Register Trademark USA

Registering a trademark in the USA gives you exclusive trademark rights in this country and is a good starting point if you want to secure international protections. Though there are plenty of benefits to registering a trademark in the USA, it's not essential to securing exclusive rights to some types of intellectual property. Learn more about these laws and how you can file a trademark through the U.S. Patent and Trademark Office (USPTO).

How to Register a Trademark for a Company Name

You can register a trademark through the USPTO website. This organization manages all U.S. trademark applications and will determine whether your application is valid.

The USPTO has several rules for determining whether a trademark can be protected. There are also common law rules governing trademarks in the U.S., so you don't have to officially file a mark for a brand name or logo to enjoy exclusive rights to it. However, there are benefits to registering a federal trademark with the USPTO. This includes:

  • Establishing official ownership of the mark.
  • Establishing official, exclusive rights to use the trademark nationwide.
  • Listing your trademark in the national registration. This will help others find your trademark and avoid infringing on it with their own products or services.
  • Gaining the official right to act against an infringing company in Federal court.
  • Using the U.S. registration to register the trademark in foreign countries.
  • Using the U.S. registration to prevent the import of infringing goods into the United States.

If you don't want to officially register a trademark, you can establish protections for materials such as a brand name or logo using the trademark or service mark designation — “TM” or “SM” — with these materials. In the U.S., this counts as making the public aware of your exclusive rights to use those materials.

You may only use the federal registration symbol — "®" — after the USPTO approves your trademark.

What Types of Applications May Be Filed

A person or business can register a trademark for the following materials:

  • Words
  • Designs
  • Combination marks (text and a brand symbol/icon)

In addition to these traditional marks, a person or business can register nontraditional and nonvisual marks associated with their intellectual property. This includes:

  • Colors
  • Shapes
  • Layouts
  • Sounds
  • Scents
  • Flavors
  • Motion marks
  • Collective marks
  • Certification marks

What Is the Basis for Filing a Trademark Application?

You may file either a use-based or intent-based application. The rights for these types of trademarks are outlined under the Lanham Act.

Use-Based Application

File a use-based application if you're already using the content that you want to trademark.

You'll have to demonstrate that you're using the mark commercially for the USPTO to approve a use-based application. This means you must be using the marked content for commerce that the U.S. Congress lawfully regulates.

You must also include a sworn statement with your application stating:

  • That you're using the mark commercially.
  • The date when you first used the mark.
  • The date when you first used the mark commercially.

The wording needed for this statement is part of the standard application form. You just need to fill in the information and sign the statement.

Intent-to-Use Application

File an intent-to-use application if you plan to use the mark in the future. This reserves the mark for you to use, but it isn't officially registered until you prove that you're using the mark commercially.

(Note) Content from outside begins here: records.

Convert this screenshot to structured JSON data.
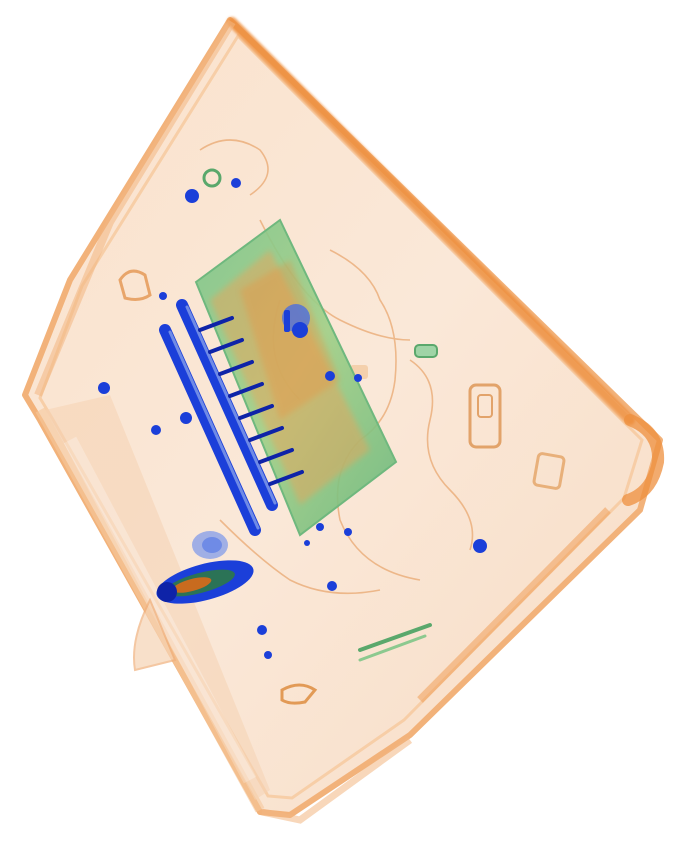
{
  "image": {
    "kind": "x-ray-baggage-scan",
    "background": "#ffffff",
    "palette": {
      "organic_light": "#f9dcc2",
      "organic_mid": "#f2b27a",
      "organic_strong": "#ee8f3e",
      "mixed_green": "#8cc98f",
      "mixed_green_dark": "#5aa86c",
      "metal_blue": "#1b3fd9",
      "metal_blue_dark": "#0e23a8",
      "metal_blue_light": "#6f8be6"
    },
    "objects": [
      "bag-outline",
      "handle",
      "book",
      "spiral-binding",
      "power-bank",
      "keys",
      "zipper-pulls",
      "buckle",
      "wires"
    ]
  }
}
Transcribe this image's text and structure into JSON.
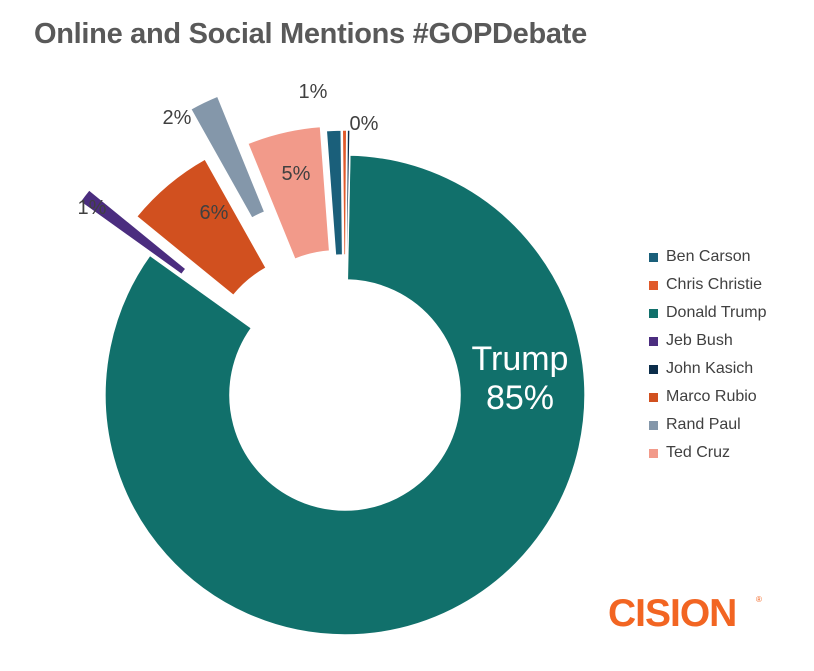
{
  "title": "Online and Social Mentions #GOPDebate",
  "chart_data": {
    "type": "pie",
    "style": "exploded doughnut",
    "title": "Online and Social Mentions #GOPDebate",
    "series": [
      {
        "name": "Ben Carson",
        "value": 1,
        "label": "1%",
        "color": "#1a5f7a"
      },
      {
        "name": "Chris Christie",
        "value": 0.3,
        "label": "0%",
        "color": "#e05a2b"
      },
      {
        "name": "Donald Trump",
        "value": 85,
        "label": "Trump\n85%",
        "color": "#11706b"
      },
      {
        "name": "Jeb Bush",
        "value": 1,
        "label": "1%",
        "color": "#4b2d7f"
      },
      {
        "name": "John Kasich",
        "value": 0.2,
        "label": "",
        "color": "#0b2d4a"
      },
      {
        "name": "Marco Rubio",
        "value": 6,
        "label": "6%",
        "color": "#d1501f"
      },
      {
        "name": "Rand Paul",
        "value": 2,
        "label": "2%",
        "color": "#8497aa"
      },
      {
        "name": "Ted Cruz",
        "value": 5,
        "label": "5%",
        "color": "#f29a8a"
      }
    ],
    "legend_position": "right"
  },
  "brand": {
    "name": "CISION",
    "mark": "®"
  }
}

You may also file an application via the Madrid Protocol. If approved, this will extend your trademark protections to all countries associated with the International Registration of the World Intellectual Property Organization. You don't file this application directly with the USPTO.

What Are the Requirements to Obtain a Filing Date?

The first step to obtaining a filing date is to perform a search with the Trademark Electronic Search System database. After confirming that an identical or similar mark in the same categories isn't registered, you can move forward with your application. You can file your trademark application online via the Trademark Electronic Application System.

If you want to register a mark that has a design element, you'll have to search for similar or identical marks using a six-digit design code. You can determine your code using the Design Search Code Manual.

U.S. common law grants trademark protection to the first person or business that uses the mark in a certain geographic area. The mark doesn't have to be registered. However, if you decide to register a mark that you've been using and notice that someone else has already officially registered it, you may need to proceed with a lawyer to secure trademark protections.